Leadership Experience Required
- Proven experience leading or managing DevOps / SRE / L3 support teams.
- Demonstrated ability to run incident management, including acting as Incident Manager for high-severity incidents.
- Strong communication and stakeholder management skills, including working with senior and non-technical stakeholders.
- Ability to work effectively in a fast-paced, dynamic environment with global teams.
- Experience with agile delivery methodologies and operating in cross-functional squads.

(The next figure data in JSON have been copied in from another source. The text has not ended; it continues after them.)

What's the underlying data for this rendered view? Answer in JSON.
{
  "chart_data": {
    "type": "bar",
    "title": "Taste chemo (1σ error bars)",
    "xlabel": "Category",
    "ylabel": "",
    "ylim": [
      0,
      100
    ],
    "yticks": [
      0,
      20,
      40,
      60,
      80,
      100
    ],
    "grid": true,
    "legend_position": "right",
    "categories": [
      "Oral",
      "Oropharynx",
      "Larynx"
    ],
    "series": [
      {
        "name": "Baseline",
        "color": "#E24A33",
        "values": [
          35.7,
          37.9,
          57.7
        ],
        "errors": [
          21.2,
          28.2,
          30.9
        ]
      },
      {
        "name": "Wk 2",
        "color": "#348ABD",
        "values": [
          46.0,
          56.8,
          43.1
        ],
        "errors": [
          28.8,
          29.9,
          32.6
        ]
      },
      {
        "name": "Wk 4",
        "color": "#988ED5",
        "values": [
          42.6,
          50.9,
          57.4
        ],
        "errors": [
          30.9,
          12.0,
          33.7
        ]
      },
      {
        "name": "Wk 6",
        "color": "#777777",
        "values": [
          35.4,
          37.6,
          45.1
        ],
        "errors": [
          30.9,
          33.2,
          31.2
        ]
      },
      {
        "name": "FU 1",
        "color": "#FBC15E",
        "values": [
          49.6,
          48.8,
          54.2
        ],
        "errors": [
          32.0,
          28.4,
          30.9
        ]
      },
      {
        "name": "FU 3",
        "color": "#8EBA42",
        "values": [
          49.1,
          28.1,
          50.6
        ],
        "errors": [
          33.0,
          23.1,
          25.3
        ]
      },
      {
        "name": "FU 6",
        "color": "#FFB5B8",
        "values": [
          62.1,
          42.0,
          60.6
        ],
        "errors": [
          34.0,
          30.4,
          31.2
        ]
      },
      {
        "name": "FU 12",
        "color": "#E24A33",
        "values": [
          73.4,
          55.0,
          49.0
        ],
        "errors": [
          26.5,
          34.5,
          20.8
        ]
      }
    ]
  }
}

- Experience defining and tracking operational KPIs (availability, latency, error rates, incident MTTR/MTTD, change failure rate, etc.).
Desired Skills/Experience Required
- Experience with risk, compliance, or financial crime applications is a strong plus.
- Knowledge of regulatory environments relevant to global tier-1 financial institutions.
- Familiarity with service management frameworks (ITIL or similar).
- Experience with capacity planning, performance testing, and chaos / resilience engineering.
Education/ Certifications
- A relevant technical degree (Computer Science, Engineering, or similar) is desirable; equivalent experience will also be considered.
- Industry certifications in cloud (e.g. AWS, Azure), DevOps, or SRE are advantageous.
LSEG offers a range of tailored benefits and support, including healthcare, retirement planning, paid volunteering days and wellbeing initiatives.
We are proud to be an equal opportunities employer. This means that we do not discriminate on the basis of anyone's race, religion, colour, national origin, gender, sexual orientation, gender identity, gender expression, age, marital status, veteran status, pregnancy or disability, or any other basis protected under applicable law. Conforming with applicable law, we can reasonably accommodate applicants' and employees' religious practices and beliefs, as well as mental health or physical disability needs.